Sommaire

Le syndrome de Kaposi-Juliusberg est une complication rare de l'infection par le virus de l'herpès, survenant souvent sur une maladie de la peau préexistante. Il touche principalement les enfants, et en l'absence de diagnostic et de traitement précoce, son pronostic est sévère.

Symptômes du syndrome de Kaposi-Juliusberg

Le syndrome de Kaposi-Juliusberg débute par une fièvre à 40 °C, accompagnée d'une fatigue importante et de frissons. De très nombreuses lésions cutanées apparaissent ensuite, prédominant au niveau du visage (pustules parfois hémorragiques, œdème et rougeur de la peau). 

Ces lésions peuvent entraîner des décollements de la peau, des nécroses cutanées et des atteintes de la cornée. Elles ont la particularité de s'étendre très rapidement sur le corps, et elles sont associées à une inflammation des ganglions. Les surinfections bactériennes sont fréquentes.

Causes et prévention du syndrome de Kaposi-Juliusberg

Les terrains favorables au syndrome de Kaposi-Juliusberg

Le syndrome de Kaposi-Juliusberg touche surtout les personnes ayant une maladie préexistante de la peau, généralement une dermatite atopique (eczéma profus et d'origine allergique), plus fréquente chez les enfants. 

Le syndrome de Kaposi-Juliusberg est généralement provoqué par la surinfection du virus de l'herpès, mais il peut aussi être dû au virus de la varicelle ou aux virus Coxsackie. Paradoxalement, il n'existe pas de parallélisme entre la sévérité de la maladie de peau préexistante et le risque de développer un syndrome de Kaposi-Juliusberg.

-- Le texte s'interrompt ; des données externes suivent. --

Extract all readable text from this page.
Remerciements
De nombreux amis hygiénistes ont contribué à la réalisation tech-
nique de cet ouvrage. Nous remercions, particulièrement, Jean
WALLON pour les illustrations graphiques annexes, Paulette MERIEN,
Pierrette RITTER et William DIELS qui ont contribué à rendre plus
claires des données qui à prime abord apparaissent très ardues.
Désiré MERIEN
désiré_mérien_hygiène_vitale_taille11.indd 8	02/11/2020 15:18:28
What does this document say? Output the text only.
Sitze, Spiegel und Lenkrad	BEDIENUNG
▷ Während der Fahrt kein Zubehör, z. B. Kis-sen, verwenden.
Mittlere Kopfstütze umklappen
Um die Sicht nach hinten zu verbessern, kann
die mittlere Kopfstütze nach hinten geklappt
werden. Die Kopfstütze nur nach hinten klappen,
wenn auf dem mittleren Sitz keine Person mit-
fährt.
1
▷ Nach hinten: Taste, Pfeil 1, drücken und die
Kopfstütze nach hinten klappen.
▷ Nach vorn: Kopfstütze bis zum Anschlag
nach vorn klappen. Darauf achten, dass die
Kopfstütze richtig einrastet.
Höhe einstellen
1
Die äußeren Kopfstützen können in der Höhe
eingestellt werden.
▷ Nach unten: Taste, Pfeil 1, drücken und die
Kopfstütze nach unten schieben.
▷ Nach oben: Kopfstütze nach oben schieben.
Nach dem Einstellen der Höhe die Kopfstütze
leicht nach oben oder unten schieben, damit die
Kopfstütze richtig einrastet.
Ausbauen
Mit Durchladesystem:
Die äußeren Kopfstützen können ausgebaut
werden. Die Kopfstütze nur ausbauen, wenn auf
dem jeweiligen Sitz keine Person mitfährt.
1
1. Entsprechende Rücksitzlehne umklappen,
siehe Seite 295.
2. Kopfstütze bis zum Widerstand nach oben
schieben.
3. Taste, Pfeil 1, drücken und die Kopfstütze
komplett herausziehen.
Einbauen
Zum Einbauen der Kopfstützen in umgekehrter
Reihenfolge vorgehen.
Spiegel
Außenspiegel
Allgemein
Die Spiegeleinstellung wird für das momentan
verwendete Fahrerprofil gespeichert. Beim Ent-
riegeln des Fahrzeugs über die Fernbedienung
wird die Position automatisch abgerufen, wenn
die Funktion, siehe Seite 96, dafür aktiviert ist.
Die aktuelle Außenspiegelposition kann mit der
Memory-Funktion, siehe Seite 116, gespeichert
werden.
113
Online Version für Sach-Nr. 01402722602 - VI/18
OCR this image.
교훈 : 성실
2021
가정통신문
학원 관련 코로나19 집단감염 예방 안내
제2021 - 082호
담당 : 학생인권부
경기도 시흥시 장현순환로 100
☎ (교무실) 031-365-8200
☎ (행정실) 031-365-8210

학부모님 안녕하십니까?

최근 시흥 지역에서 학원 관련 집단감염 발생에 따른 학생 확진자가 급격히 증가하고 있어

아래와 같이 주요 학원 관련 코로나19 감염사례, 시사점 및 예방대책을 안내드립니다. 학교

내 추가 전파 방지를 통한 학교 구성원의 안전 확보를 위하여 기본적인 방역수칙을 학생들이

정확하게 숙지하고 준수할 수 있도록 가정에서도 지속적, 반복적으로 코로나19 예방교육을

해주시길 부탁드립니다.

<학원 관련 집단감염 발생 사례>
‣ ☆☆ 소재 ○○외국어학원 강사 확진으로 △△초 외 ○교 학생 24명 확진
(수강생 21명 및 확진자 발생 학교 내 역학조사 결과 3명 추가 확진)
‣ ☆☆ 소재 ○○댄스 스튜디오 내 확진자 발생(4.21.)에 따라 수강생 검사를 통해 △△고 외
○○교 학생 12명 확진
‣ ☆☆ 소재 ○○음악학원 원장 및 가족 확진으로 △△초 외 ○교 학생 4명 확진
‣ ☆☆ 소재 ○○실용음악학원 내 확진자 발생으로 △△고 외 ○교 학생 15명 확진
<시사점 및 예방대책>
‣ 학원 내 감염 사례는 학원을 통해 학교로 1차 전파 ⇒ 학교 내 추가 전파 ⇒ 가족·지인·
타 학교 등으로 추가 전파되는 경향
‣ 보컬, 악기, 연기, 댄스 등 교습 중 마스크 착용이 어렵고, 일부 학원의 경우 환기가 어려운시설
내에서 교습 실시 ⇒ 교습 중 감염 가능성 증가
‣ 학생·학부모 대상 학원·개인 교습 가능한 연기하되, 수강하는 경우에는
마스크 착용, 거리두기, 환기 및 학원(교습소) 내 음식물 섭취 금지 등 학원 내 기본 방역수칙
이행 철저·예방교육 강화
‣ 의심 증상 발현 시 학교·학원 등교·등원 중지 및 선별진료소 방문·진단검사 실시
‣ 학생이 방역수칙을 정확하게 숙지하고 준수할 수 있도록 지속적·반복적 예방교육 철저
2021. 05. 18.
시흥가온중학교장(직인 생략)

L’information, une prévention indispensable

Il est très important de prévenir la survenue de ce syndrome en informant les parents d'un enfant atteint de dermatite atopique. Il faut éviter tout contact entre un enfant présentant un eczéma allergique en poussée et une personne ayant une lésion d'herpès de la bouche.

Lire l'article Ooreka

Diagnostic du syndrome de Kaposi-Juliusberg

Le syndrome de Kaposi-Juliusberg se diagnostique le plus souvent cliniquement, devant l'aspect typique des lésions et le terrain de maladie de peau connue. 

En cas de doute, un prélèvement des lésions peut être analysé : le virus de l'herpès est alors identifié par culture virale (prélèvement inoculé à des cellules sur lesquelles on observe l'effet du virus), avec détection des antigènes ou du génome du virus. 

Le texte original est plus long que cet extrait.